If your glass is half full, you're noting that the Minnesota Wilderness have been in this situation before. If your glass is half empty, you're noting that one more slip will end their NAHL title defense in the second round.

If your glass is half full, you’re noting that the Minnesota Wilderness have been in this situation before. If your glass is half empty, you’re noting that one more slip will end their NAHL title defense in the second round.

A pair of overtime losses in Fairbanks last weekend have the Wilderness teetering on the brink of elimination, down 2-0 in their best-of-five series with the Ice Dogs. That’s half-empty.

But on Friday night, the team returns home to face Fairbanks again, and would have all three of the remaining games on their ice if they can get the series to a fifth game. That’s half-full.

Coach Corey Millen sees it both ways.

“We did show that we can play with them and can stand up to them,” he said. “We didn’t get the results but we do know we can play well.”


Results are key, though, so a way through needs to be found.

Mitchell Baumann’s goal at the 6:08 mark of overtime gave the Ice Dogs a 2-1 win in Friday’s Game One. Koby Bender had tied the game for the Wilderness at the 7:08 mark of the third period.

“I think we had more Grade A chances than they did even though they outshot us,” Millen said. “The first 10 minutes went really well, we were controlling the game territorially, and then they scored on their first shot.

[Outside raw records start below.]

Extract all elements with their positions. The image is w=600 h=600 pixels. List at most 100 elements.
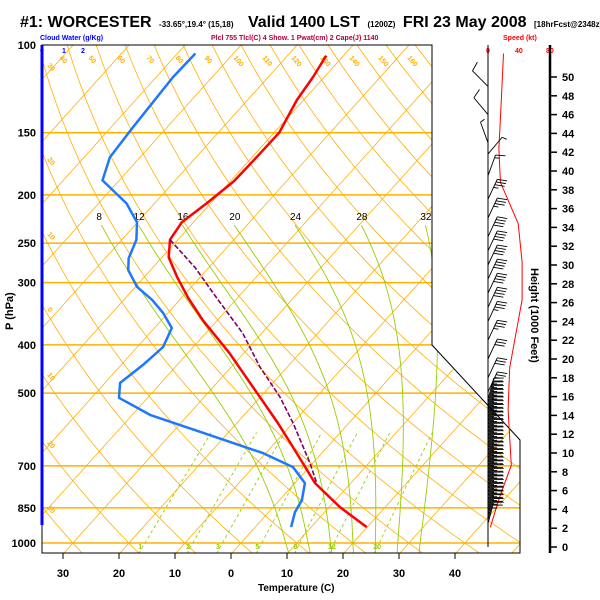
dry-adiabat [42, 45, 310, 553]
dry-adiabat-label: 70 [145, 55, 155, 66]
wind-barb [487, 381, 504, 404]
wind-barb-feather [473, 89, 480, 99]
wind-barb-shaft [487, 430, 495, 453]
wind-barb-feather [494, 278, 505, 281]
wind-barb [487, 407, 504, 430]
wind-barb-shaft [487, 453, 495, 475]
wind-barb [473, 89, 489, 115]
wind-barb-half-feather [480, 118, 485, 123]
dry-adiabat [211, 45, 520, 553]
temperature-axis-label: Temperature (C) [258, 583, 335, 594]
mixing-ratio-label: 1 [138, 544, 142, 551]
dry-adiabat [42, 45, 367, 553]
wind-barb-shaft [487, 408, 495, 430]
pressure-tick-label: 850 [18, 503, 36, 515]
wind-barb [487, 377, 504, 400]
isotherm [511, 45, 520, 553]
height-tick-label: 12 [562, 429, 574, 441]
wind-barb-feather [494, 362, 505, 366]
wind-barb [487, 258, 508, 280]
wind-barb-feather [494, 325, 505, 328]
wind-barb-shaft [487, 411, 495, 434]
wind-barb [487, 437, 504, 460]
wind-barb-feather [494, 264, 505, 267]
speed-tick-40: 40 [515, 48, 523, 55]
indices-line: Plcl 755 Tlcl(C) 4 Show. 1 Pwat(cm) 2 Ca… [211, 35, 379, 42]
wind-barb-shaft [487, 381, 495, 404]
mixing-ratio-label: 2 [186, 544, 190, 551]
wind-barb [487, 411, 504, 434]
wind-barb [487, 272, 508, 294]
dry-adiabat-label: 110 [261, 55, 274, 68]
wind-barb [487, 501, 504, 524]
height-tick-label: 0 [562, 542, 568, 554]
wind-barb [487, 430, 504, 453]
dry-adiabat-label: 60 [116, 55, 126, 66]
wind-barb-shaft [487, 423, 495, 445]
wind-barb-feather [493, 266, 504, 270]
height-tick-label: 14 [562, 410, 575, 422]
wind-barb-feather [494, 306, 505, 309]
wind-barb-feather [493, 280, 504, 284]
wind-barb-feather [494, 184, 505, 187]
wind-barb-shaft [487, 216, 498, 237]
wind-barb-shaft [487, 479, 495, 502]
temperature-tick-label: 20 [337, 568, 349, 580]
wind-barb-feather [495, 154, 506, 157]
isotherm [42, 45, 410, 553]
wind-barb [487, 426, 504, 449]
dry-adiabat-label: 50 [87, 55, 97, 66]
wind-barb-shaft [472, 70, 489, 87]
forecast-info: [18hrFcst@2348z] [534, 20, 600, 29]
dry-adiabat [327, 45, 520, 553]
wind-barb [487, 415, 504, 438]
height-tick-label: 34 [562, 222, 575, 234]
wind-barb-feather [497, 371, 508, 375]
wind-barb-feather [497, 272, 508, 276]
wind-barb-half-feather [493, 186, 499, 189]
dry-adiabat-label: 10 [45, 372, 55, 383]
wind-barb-shaft [487, 441, 495, 464]
height-tick-label: 48 [562, 91, 574, 103]
wind-barb [487, 445, 504, 468]
header-title: #1: WORCESTER -33.65°,19.4° (15,18) Vali… [20, 14, 600, 31]
pressure-axis-label: P (hPa) [4, 292, 16, 330]
height-tick-label: 28 [562, 279, 574, 291]
wind-barb [487, 244, 508, 266]
wind-barb-shaft [487, 258, 498, 280]
pressure-tick-label: 700 [18, 461, 36, 473]
moist-adiabat-label: 32 [420, 212, 432, 223]
wind-barb [487, 286, 508, 308]
height-tick-label: 24 [562, 316, 575, 328]
pressure-tick-label: 1000 [12, 538, 36, 550]
height-tick-label: 44 [562, 128, 575, 140]
wind-barb-half-feather [493, 205, 499, 208]
wind-barb-feather [495, 322, 506, 326]
dry-adiabat-label: 140 [347, 55, 360, 69]
wind-barb-feather [497, 286, 508, 290]
mixing-ratio-line [186, 432, 257, 553]
wind-barb-shaft [487, 230, 498, 252]
wind-barb-shaft [487, 244, 498, 266]
wind-barb-shaft [487, 400, 495, 423]
isotherm [42, 45, 130, 553]
wind-barb-shaft [487, 483, 495, 505]
wind-barb-feather [495, 275, 506, 279]
pressure-tick-label: 250 [18, 238, 36, 250]
wind-barb-shaft [487, 136, 503, 155]
wind-barb [487, 475, 504, 498]
wind-barb [487, 486, 504, 509]
wind-barb [487, 482, 504, 505]
wind-barb [487, 441, 504, 464]
wind-barb [487, 452, 504, 475]
dry-adiabat-label: 20 [45, 440, 55, 451]
wind-barb-feather [495, 374, 506, 377]
plot-frame [41, 44, 521, 554]
wind-barb-shaft [487, 457, 495, 479]
wind-barb-feather [497, 178, 508, 182]
moist-adiabat-label: 16 [177, 212, 189, 223]
moist-adiabat-label: 20 [229, 212, 241, 223]
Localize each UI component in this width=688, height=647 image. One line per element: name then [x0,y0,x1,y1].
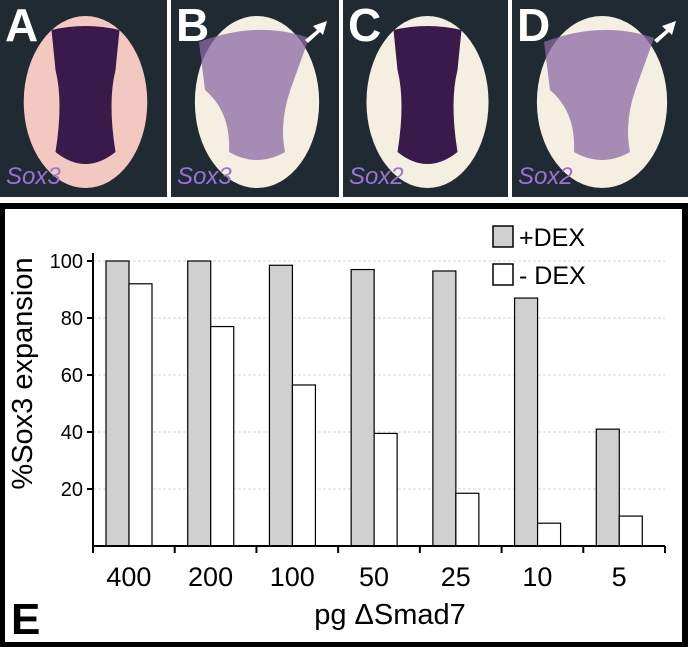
x-tick-label: 400 [106,562,151,592]
x-tick-label: 50 [359,562,389,592]
embryo-image [0,0,167,197]
embryo-panel-d: D Sox2 [512,0,688,197]
x-tick-label: 10 [522,562,552,592]
y-tick-label: 20 [61,479,83,501]
gene-label: Sox2 [518,163,573,190]
gene-label: Sox3 [6,163,61,190]
embryo-panel-a: A Sox3 [0,0,167,197]
bar-chart: 20 40 60 80 100 400 200 100 50 25 10 5 pg ΔSmad7 %Sox… [7,224,666,642]
bar-nodex [373,432,398,547]
x-tick-label: 25 [441,562,471,592]
arrow-icon [654,21,676,43]
y-axis-label: %Sox3 expansion [7,257,39,489]
bar-dex [595,428,620,547]
embryo-image [343,0,508,197]
embryo-image [512,0,688,197]
bar-nodex [455,492,480,547]
chart-area: 20 40 60 80 100 400 200 100 50 25 10 5 pg ΔSmad7 %Sox… [5,209,682,642]
bar-dex [268,264,294,547]
neural-plate-stain [393,26,462,164]
legend-swatch [492,263,514,286]
gene-label: Sox3 [177,163,232,190]
embryo-panel-b: B Sox3 [171,0,339,197]
expanded-stain [199,29,309,161]
bar-nodex [291,384,317,547]
x-tick-label: 5 [612,562,627,592]
panel-letter: B [176,0,210,51]
gene-label: Sox2 [349,163,404,190]
bar-nodex [128,283,153,547]
x-axis-label: pg ΔSmad7 [314,599,466,631]
panel-letter: C [348,0,382,51]
legend-label: +DEX [519,224,585,252]
y-tick-label: 100 [50,251,83,273]
bar-nodex [536,522,562,547]
legend-label: - DEX [519,262,586,290]
bar-dex [513,297,539,547]
chart-frame: 20 40 60 80 100 400 200 100 50 25 10 5 pg ΔSmad7 %Sox… [0,203,688,647]
arrow-icon [305,21,327,43]
embryo-panel-c: C Sox2 [343,0,508,197]
x-tick-label: 200 [188,562,233,592]
y-tick-label: 40 [61,422,83,444]
y-tick-label: 80 [61,308,83,330]
bar-dex [432,270,457,547]
legend-swatch [492,225,514,248]
x-tick-label: 100 [270,562,315,592]
y-tick-label: 60 [61,365,83,387]
bar-nodex [618,515,643,547]
bar-dex [350,268,375,547]
bar-dex [187,260,212,547]
neural-plate-stain [51,26,120,164]
bar-dex [105,260,130,547]
bar-nodex [210,325,235,547]
expanded-stain [544,29,654,161]
panel-letter: A [5,0,39,51]
panel-letter: D [517,0,551,51]
chart-letter: E [11,595,40,642]
embryo-image [171,0,339,197]
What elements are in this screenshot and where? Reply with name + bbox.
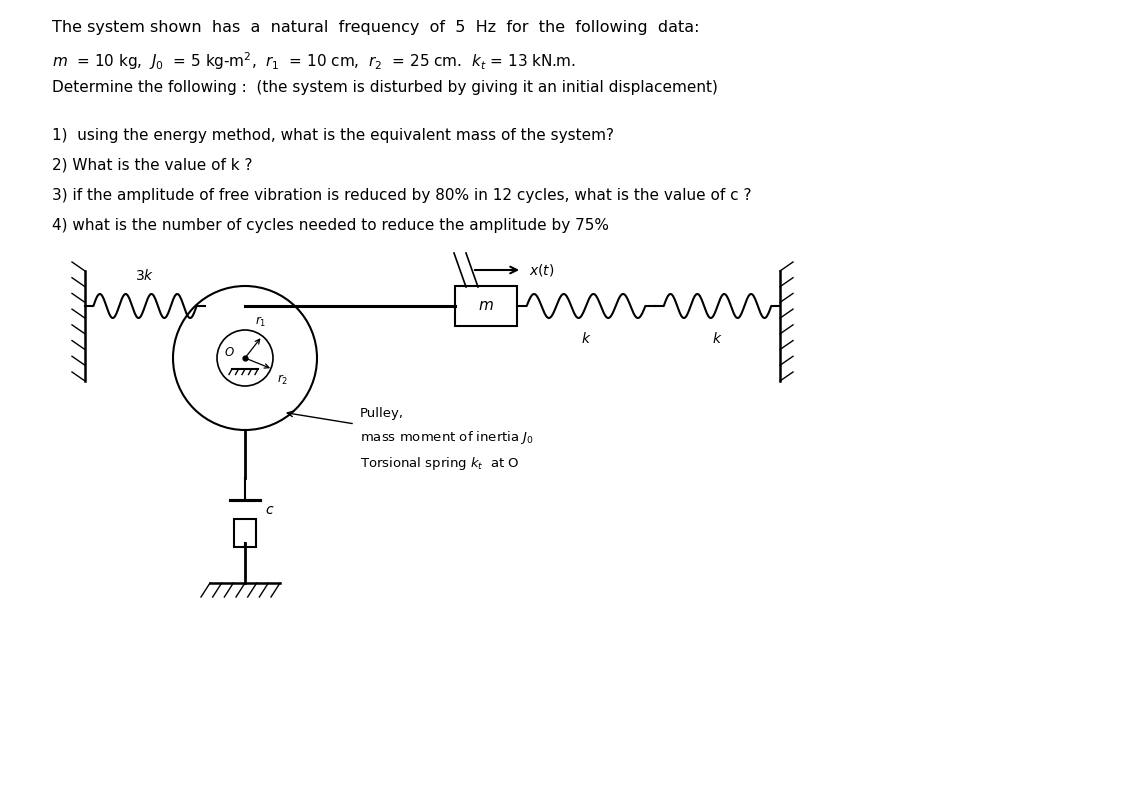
Text: $m$: $m$	[478, 299, 493, 314]
Text: The system shown  has  a  natural  frequency  of  5  Hz  for  the  following  da: The system shown has a natural frequency…	[53, 20, 700, 35]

But we battled hard and had a lot of good chances.”

The following night, the Wilderness allowed the game-winning goal while skating two men short in overtime - a source of quiet frustration for Millen.

“The referees in the league are young, too, and you have to remember to have patience with them,” Millen said. “But we haven’t had a lot of luck in power plays lately and being down two men in overtime isn’t good.”

Casey Gilling, who had scored in the first period, was sent off for cross-checking 52 seconds into the overtime, and Alex Toscano was called for tripping at 2:19. Then former Elk River star Reggie Lutz won the game for Fairbanks with a five-on-three power-play goal at 2:33.

“Our kill was good, but they got the five-on-three and that put us in a bad spot,” Millen said.

The Wilderness had killed off five previous Fairbanks power plays in the game, with the home team receiving the last four man-advantage opportunities of the game.


“I didn’t really see the first penalty (on Gilling) and the second was a trip that was a tough penalty to take in overtime,” Millen said.

That said, Millen is happy with his team’s play.

“Saturday, we out-chanced them and played really well. We could never get the lead and we responded on them twice. But now we take it one shift and one period at a time.”

Even though officiating isn’t going their way, the team can’t stop playing aggressively.

“We haven’t really done anything differently than anybody else,” Millen said. “You can’t stop playing aggressively. We’ve been unlucky at times but you always have to play hard.”

And now down 2-0, the team’s best game is vital on Friday night to stay in the series.

“We can always play better,” Millen said. “Based on what I’ve asked them to do, they’ve done great. That’s all you can ask. They’ve done what they’ve been told to do but we haven’t gotten a bounce that would lead to the results. Obviously we got them in the first round but they haven’t yet happened here.”

The way the “swing” series is set up, if the Wilderness force a fifth and deciding game, it would be played Sunday in Cloquet with Fairbanks as the “home” team.


“That’s the best scenario, to get three games on home ice,” Millen said. “We talk a little bit about it but really, right now it’s just one period at a time.”